Speaking about NBFCs, he said that credit flow to small NBFCs have improved over the last one year. “Flow of credit has stabilised and is showing steady improvement,” Das said. The asset-liability management (ALM) position and other relevant aspects of top 50 NBFCs are being closely monitored, which covers all NBFCs with asset size above Rs 5,000 crores. “The ALM of top 51-100 NBFCs is also being examined by the respective regional offices of the Reserve Bank,” he said.
NHB asks HFCs to stop offering loans under subvention/pre-EMI schemes
With several complaints of frauds coming to the fore, the National Housing Bank has asked housing finance companies to refrain from offering loans where real estate developers pay pre-EMIs on behalf of home buyers
July 23, 2019: Worried over frauds by builders, the National Housing Bank (NHB) has asked housing finance companies (HFCs) to ‘desist’ from offering loans under subvention schemes, wherein, real estate developers pay pre-EMIs on behalf of home buyers for a certain period. The direction has been issued by the NHB, in view of several complaints of frauds allegedly committed by certain builders using subvention schemes.

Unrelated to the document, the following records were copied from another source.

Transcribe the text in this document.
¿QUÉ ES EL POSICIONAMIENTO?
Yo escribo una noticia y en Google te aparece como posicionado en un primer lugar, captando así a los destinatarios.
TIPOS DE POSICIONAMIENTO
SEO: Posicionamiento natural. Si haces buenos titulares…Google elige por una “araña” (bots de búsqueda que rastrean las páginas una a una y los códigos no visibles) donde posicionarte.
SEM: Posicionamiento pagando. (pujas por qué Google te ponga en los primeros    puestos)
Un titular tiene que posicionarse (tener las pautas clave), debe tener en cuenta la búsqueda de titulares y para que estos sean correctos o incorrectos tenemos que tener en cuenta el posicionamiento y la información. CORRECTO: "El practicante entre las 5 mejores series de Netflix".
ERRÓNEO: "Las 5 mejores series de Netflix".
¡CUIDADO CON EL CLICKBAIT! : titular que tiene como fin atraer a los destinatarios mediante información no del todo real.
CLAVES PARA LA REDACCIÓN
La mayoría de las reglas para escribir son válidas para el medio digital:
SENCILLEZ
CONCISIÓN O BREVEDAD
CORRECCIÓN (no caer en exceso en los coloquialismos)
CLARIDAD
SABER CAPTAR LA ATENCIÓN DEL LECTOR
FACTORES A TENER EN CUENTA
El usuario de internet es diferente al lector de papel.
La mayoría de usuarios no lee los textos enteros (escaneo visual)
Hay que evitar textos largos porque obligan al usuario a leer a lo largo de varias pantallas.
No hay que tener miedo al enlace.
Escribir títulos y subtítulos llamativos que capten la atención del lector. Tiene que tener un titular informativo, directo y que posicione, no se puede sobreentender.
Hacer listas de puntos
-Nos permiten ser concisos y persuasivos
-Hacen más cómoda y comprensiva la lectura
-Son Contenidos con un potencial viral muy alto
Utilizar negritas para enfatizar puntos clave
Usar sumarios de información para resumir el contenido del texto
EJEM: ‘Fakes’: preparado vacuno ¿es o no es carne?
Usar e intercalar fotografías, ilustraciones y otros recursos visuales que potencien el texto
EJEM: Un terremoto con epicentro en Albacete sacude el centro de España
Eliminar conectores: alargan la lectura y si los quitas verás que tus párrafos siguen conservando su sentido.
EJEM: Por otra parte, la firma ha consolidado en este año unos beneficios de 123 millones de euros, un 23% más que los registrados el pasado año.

“Based on a review of the matter, HFCs are advised to desist from offering loan products involving servicing of the loan dues by builders/developers, etc., on behalf of the borrowers,” the NHB said in a circular. It has clarified that the stipulation related to subvention scheme would also be effected in cases wherein the HFC is yet to commence disbursements under the sanctioned cases. Citing its earlier order in 2016, the NHB said that disbursal of housing loans by HFCs should be strictly linked to the stages of construction and no upfront disbursal should be made, in case of incomplete/un-constructed projects.
In cases of projects sponsored by government/statutory authorities, HFCs may disburse the loans as per the payment stages prescribed by such authorities, even where payments sought from house buyers are not linked to the stages of construction, provided such authorities have no past history of non-completion of projects.
“HFCs should have in place a well-defined mechanism for effective monitoring of the progress of construction of housing projects and obtaining consent of the borrower(s), prior to the release of payments to the builder/developer,” it added. Merely obtaining a borrower’s consent and release of funds by the company without linkage to the stage of construction will be seen as dereliction of duty by the HFC, the NHB warned.